Reformationstag, 31. Oktober - der Tag an dem Martin Luther im Jahr 1517 seine 95 Thesen an die Schlosskirche zu Wittenberg nagelte und damit in der Geschichte der Kirche einiges zum Umbruch brachte. Die Landwirte aus der Region nahmen diesen Tag zum Anlass, ihre "Thesen" an die Höchstadter Stadtpfarrkiche St. Georg anzuheften. Eine Aktion mit der sie - ähnlich wie Luther in der Kirche - auf die Missstände in der deutschen Landwirtschaftspolitik aufmerksam machen wollen.
Stadtpfarrer Kilian Kemmer hatte es ihnen nicht nur erlaubt, er zeigte sogar großes Verständnis dafür, dass die Landwirte "ihre Stimme erheben". Natürlich wurden die Thesen "nicht an die schöne Türe der Sankt-Georgs-Kirche genagelt", wie der Sprecher der Aktion, der Schirnsdorfer Landwirt Ralf Geyer, betonte. Die Forderungen auf gelbem Papier wurden nur lose an das Portal angeheftet. Kemmer versicherte den Landwirten, dass das Plakat über einen längeren Zeitraum an der Kirchentür bleiben dürfe.
Still war es am Samstagabend in der Innenstadt, als die rund 70 Demonstranten gegen 20 Uhr von den Aischwiesen durch die Steinweg- und Hauptstraße zur Kirche zogen. Die mehrheitlich jungen Bauern und Bäuerinnen trugen Fackeln, hatten einen Schellenbaum, Mistgabeln und Rechen dabei. Anders als sonst an diesem Abend vor dem Allerheiligentag, waren coronabedingt keine Halloween-Kinder unterwegs.

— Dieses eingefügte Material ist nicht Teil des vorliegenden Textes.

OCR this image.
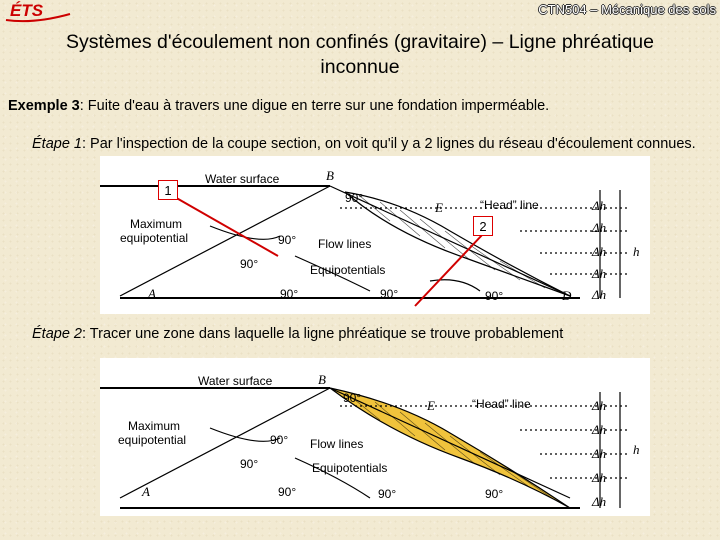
ÉTS	CTN504 – Mécanique des sols
Systèmes d'écoulement non confinés (gravitaire) – Ligne phréatique
inconnue
Exemple 3: Fuite d'eau à travers une digue en terre sur une fondation imperméable.
Étape 1: Par l'inspection de la coupe section, on voit qu'il y a 2 lignes du réseau d'écoulement connues.
Water surface	B
90°
E	“Head” line
Maximum
equipotential	90° Flow lines
90°	Equipotentials
A	90°	90°	90°	D
Δh
Δh
Δh
Δh
Δh
h
1
2
Étape 2: Tracer une zone dans laquelle la ligne phréatique se trouve probablement
Water surface	B
90°	E	“Head” line
Maximum
equipotential	90° Flow lines
90°	Equipotentials
A	90°	90°	90°
Δh
Δh
Δh
Δh
Δh
h
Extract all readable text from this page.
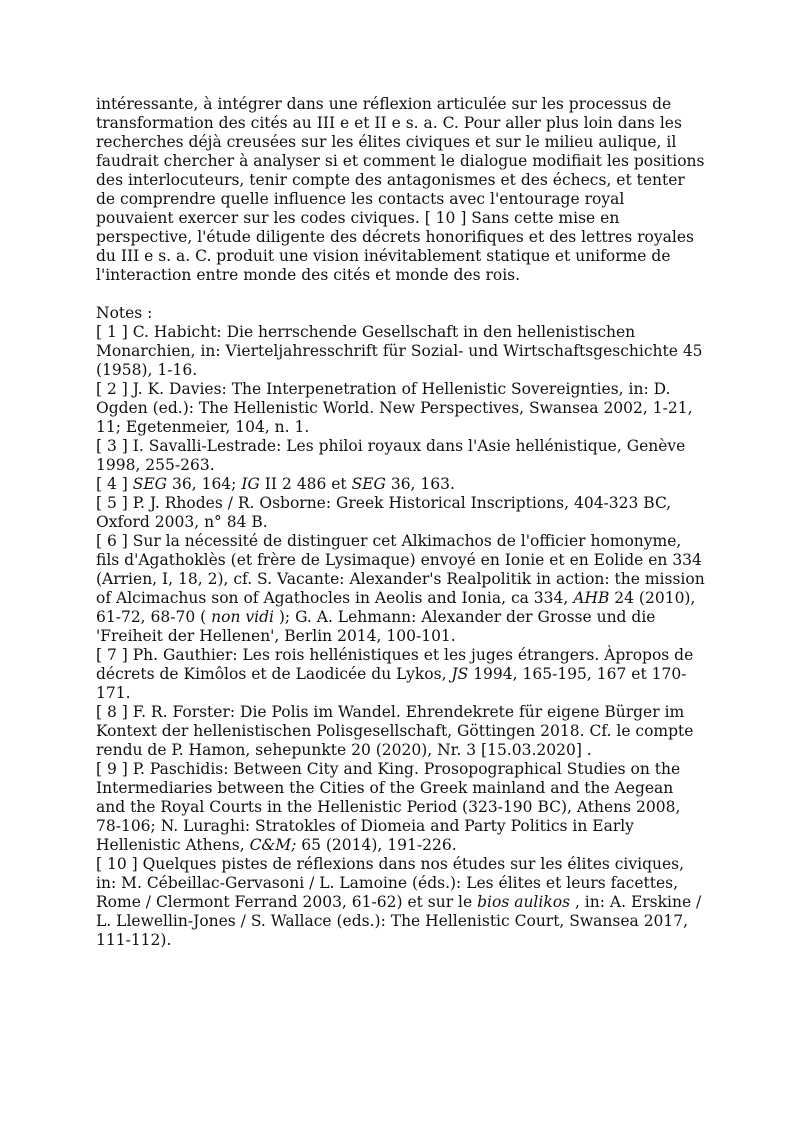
intéressante, à intégrer dans une réflexion articulée sur les processus de transformation des cités au III e et II e s. a. C. Pour aller plus loin dans les recherches déjà creusées sur les élites civiques et sur le milieu aulique, il faudrait chercher à analyser si et comment le dialogue modifiait les positions des interlocuteurs, tenir compte des antagonismes et des échecs, et tenter de comprendre quelle influence les contacts avec l'entourage royal pouvaient exercer sur les codes civiques. [ 10 ] Sans cette mise en perspective, l'étude diligente des décrets honorifiques et des lettres royales du III e s. a. C. produit une vision inévitablement statique et uniforme de l'interaction entre monde des cités et monde des rois.

Notes :

[ 1 ] C. Habicht: Die herrschende Gesellschaft in den hellenistischen Monarchien, in: Vierteljahresschrift für Sozial- und Wirtschaftsgeschichte 45 (1958), 1-16.

[ 2 ] J. K. Davies: The Interpenetration of Hellenistic Sovereignties, in: D. Ogden (ed.): The Hellenistic World. New Perspectives, Swansea 2002, 1-21, 11; Egetenmeier, 104, n. 1.

[ 3 ] I. Savalli-Lestrade: Les philoi royaux dans l'Asie hellénistique, Genève 1998, 255-263.

[ 4 ] SEG 36, 164; IG II 2 486 et SEG 36, 163.

[ 5 ] P. J. Rhodes / R. Osborne: Greek Historical Inscriptions, 404-323 BC, Oxford 2003, n° 84 B.

[ 6 ] Sur la nécessité de distinguer cet Alkimachos de l'officier homonyme, fils d'Agathoklès (et frère de Lysimaque) envoyé en Ionie et en Eolide en 334 (Arrien, I, 18, 2), cf. S. Vacante: Alexander's Realpolitik in action: the mission of Alcimachus son of Agathocles in Aeolis and Ionia, ca 334, AHB 24 (2010), 61-72, 68-70 ( non vidi ); G. A. Lehmann: Alexander der Grosse und die 'Freiheit der Hellenen', Berlin 2014, 100-101.

[ 7 ] Ph. Gauthier: Les rois hellénistiques et les juges étrangers. Àpropos de décrets de Kimôlos et de Laodicée du Lykos, JS 1994, 165-195, 167 et 170-171.

[ 8 ] F. R. Forster: Die Polis im Wandel. Ehrendekrete für eigene Bürger im Kontext der hellenistischen Polisgesellschaft, Göttingen 2018. Cf. le compte rendu de P. Hamon, sehepunkte 20 (2020), Nr. 3 [15.03.2020] .

[ 9 ] P. Paschidis: Between City and King. Prosopographical Studies on the Intermediaries between the Cities of the Greek mainland and the Aegean and the Royal Courts in the Hellenistic Period (323-190 BC), Athens 2008, 78-106; N. Luraghi: Stratokles of Diomeia and Party Politics in Early Hellenistic Athens, C&M; 65 (2014), 191-226.

[ 10 ] Quelques pistes de réflexions dans nos études sur les élites civiques, in: M. Cébeillac-Gervasoni / L. Lamoine (éds.): Les élites et leurs facettes, Rome / Clermont Ferrand 2003, 61-62) et sur le bios aulikos , in: A. Erskine / L. Llewellin-Jones / S. Wallace (eds.): The Hellenistic Court, Swansea 2017, 111-112).
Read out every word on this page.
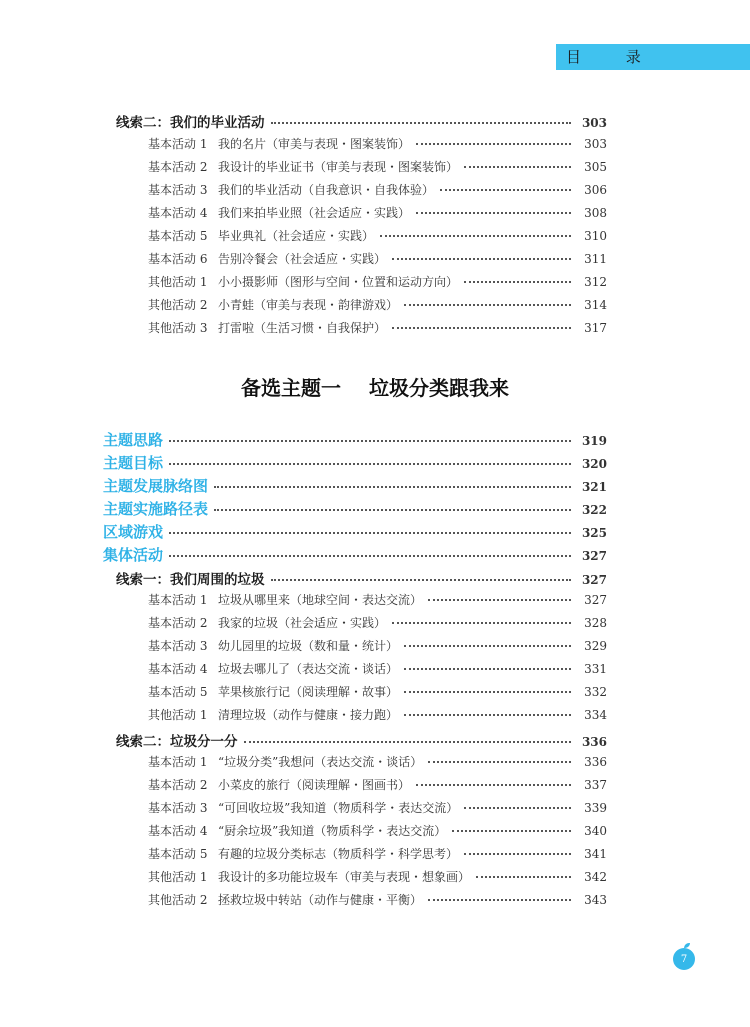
目 录
线索二：我们的毕业活动	303
基本活动 1 我的名片（审美与表现・图案装饰）	303
基本活动 2 我设计的毕业证书（审美与表现・图案装饰）	305
基本活动 3 我们的毕业活动（自我意识・自我体验）	306
基本活动 4 我们来拍毕业照（社会适应・实践）	308
基本活动 5 毕业典礼（社会适应・实践）	310
基本活动 6 告别冷餐会（社会适应・实践）	311
其他活动 1 小小摄影师（图形与空间・位置和运动方向）	312
其他活动 2 小青蛙（审美与表现・韵律游戏）	314
其他活动 3 打雷啦（生活习惯・自我保护）	317
备选主题一 垃圾分类跟我来
主题思路	319
主题目标	320
主题发展脉络图	321
主题实施路径表	322
区域游戏	325
集体活动	327
线索一：我们周围的垃圾	327
基本活动 1 垃圾从哪里来（地球空间・表达交流）	327
基本活动 2 我家的垃圾（社会适应・实践）	328
基本活动 3 幼儿园里的垃圾（数和量・统计）	329
基本活动 4 垃圾去哪儿了（表达交流・谈话）	331
基本活动 5 苹果核旅行记（阅读理解・故事）	332
其他活动 1 清理垃圾（动作与健康・接力跑）	334
线索二：垃圾分一分	336
基本活动 1 “垃圾分类”我想问（表达交流・谈话）	336
基本活动 2 小菜皮的旅行（阅读理解・图画书）	337
基本活动 3 “可回收垃圾”我知道（物质科学・表达交流）	339
基本活动 4 “厨余垃圾”我知道（物质科学・表达交流）	340
基本活动 5 有趣的垃圾分类标志（物质科学・科学思考）	341
其他活动 1 我设计的多功能垃圾车（审美与表现・想象画）	342
其他活动 2 拯救垃圾中转站（动作与健康・平衡）	343
7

Vor der Kirchentüre prangerte Sprecher Ralf Geyer die Missstände an, die die mittelfränkischen Bauern seit mehr als einem Jahr um- und auf die Straße treiben. Gebracht habe es bislang nichts. "Bauern-Bashing", was bedeutet, dass Medien und Öffentlichkeit pauschal auf die Bauern losgehen, mache den Landwirten das Leben schwer. Die Selbstmordrate in der Landwirtschaft sei um 37 Prozent höher als in anderen Berufszweigen.
Jetzt wolle man die Kirche auf die Probleme der Landwirtschaft aufmerksam machen. "Saisonfremde" Lebensmittel für die "reichen Länder" würden in der Dritten Welt, auch unter ökologisch fragwürdigen Bedingungen erzeugt. Beispielsweise müssten eigens zur Bewässerung Brunnen gebohrt werden. In den "armen Ländern" selbst würden hingegen Nahrungsmittel fehlen.

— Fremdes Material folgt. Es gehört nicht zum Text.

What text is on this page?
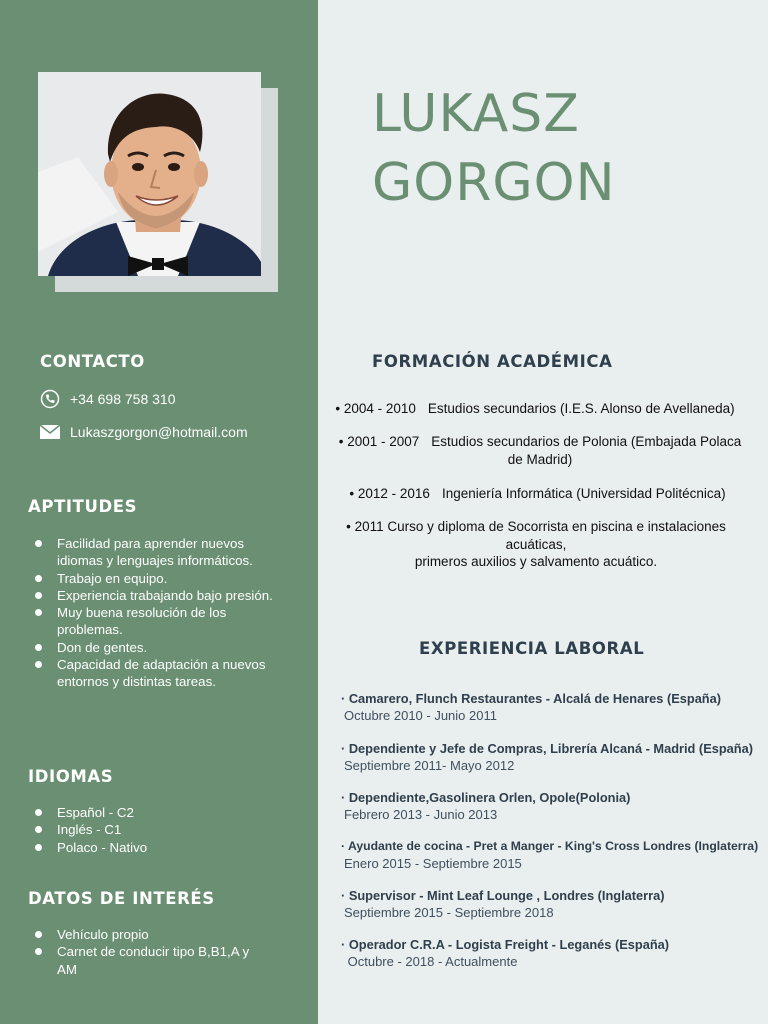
LUKASZ
GORGON
CONTACTO
+34 698 758 310
Lukaszgorgon@hotmail.com
APTITUDES
Facilidad para aprender nuevos idiomas y lenguajes informáticos.
Trabajo en equipo.
Experiencia trabajando bajo presión.
Muy buena resolución de los problemas.
Don de gentes.
Capacidad de adaptación a nuevos entornos y distintas tareas.
IDIOMAS
Español - C2
Inglés - C1
Polaco - Nativo
DATOS DE INTERÉS
Vehículo propio
Carnet de conducir tipo B,B1,A y AM
FORMACIÓN ACADÉMICA
• 2004 - 2010 Estudios secundarios (I.E.S. Alonso de Avellaneda)
• 2001 - 2007 Estudios secundarios de Polonia (Embajada Polaca
de Madrid)
• 2012 - 2016 Ingeniería Informática (Universidad Politécnica)
• 2011 Curso y diploma de Socorrista en piscina e instalaciones
acuáticas,
primeros auxilios y salvamento acuático.
EXPERIENCIA LABORAL
· Camarero, Flunch Restaurantes - Alcalá de Henares (España)
Octubre 2010 - Junio 2011
· Dependiente y Jefe de Compras, Librería Alcaná - Madrid (España)
Septiembre 2011- Mayo 2012
· Dependiente,Gasolinera Orlen, Opole(Polonia)
Febrero 2013 - Junio 2013
· Ayudante de cocina - Pret a Manger - King's Cross Londres (Inglaterra)
Enero 2015 - Septiembre 2015
· Supervisor - Mint Leaf Lounge , Londres (Inglaterra)
Septiembre 2015 - Septiembre 2018
· Operador C.R.A - Logista Freight - Leganés (España)
Octubre - 2018 - Actualmente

Was die Landwirte ganz besonders auf die Palme bringt, sind die sich ständig verändernden Auflagen und Verordnungen. Sie würden "von Ideologen gemacht, die die Landwirtschaft nur aus Kinderbüchern kennen und nie auf einem Betrieb waren".
Die ständig neuen Vorschriften seien nicht mehr überschaubar, geschweige denn auszuführen. Düngeverordnung, Rote Gebiete, unverhältnismäßige Betriebskontrollen seien mit guter fachlicher Praxis nicht mehr zu vereinen.
"Fairtrade für die deutsche Landwirtschaft", war eine der Forderungen der demonstrierenden Landwirte. Das bedeute, dass alles, was weltweit produziert und nach Deutschland eingeführt wird, auch zu gleichen Standards und Auflagen produziert werden müsse. Nur so könne von einem fairen Wettbewerb gesprochen werden.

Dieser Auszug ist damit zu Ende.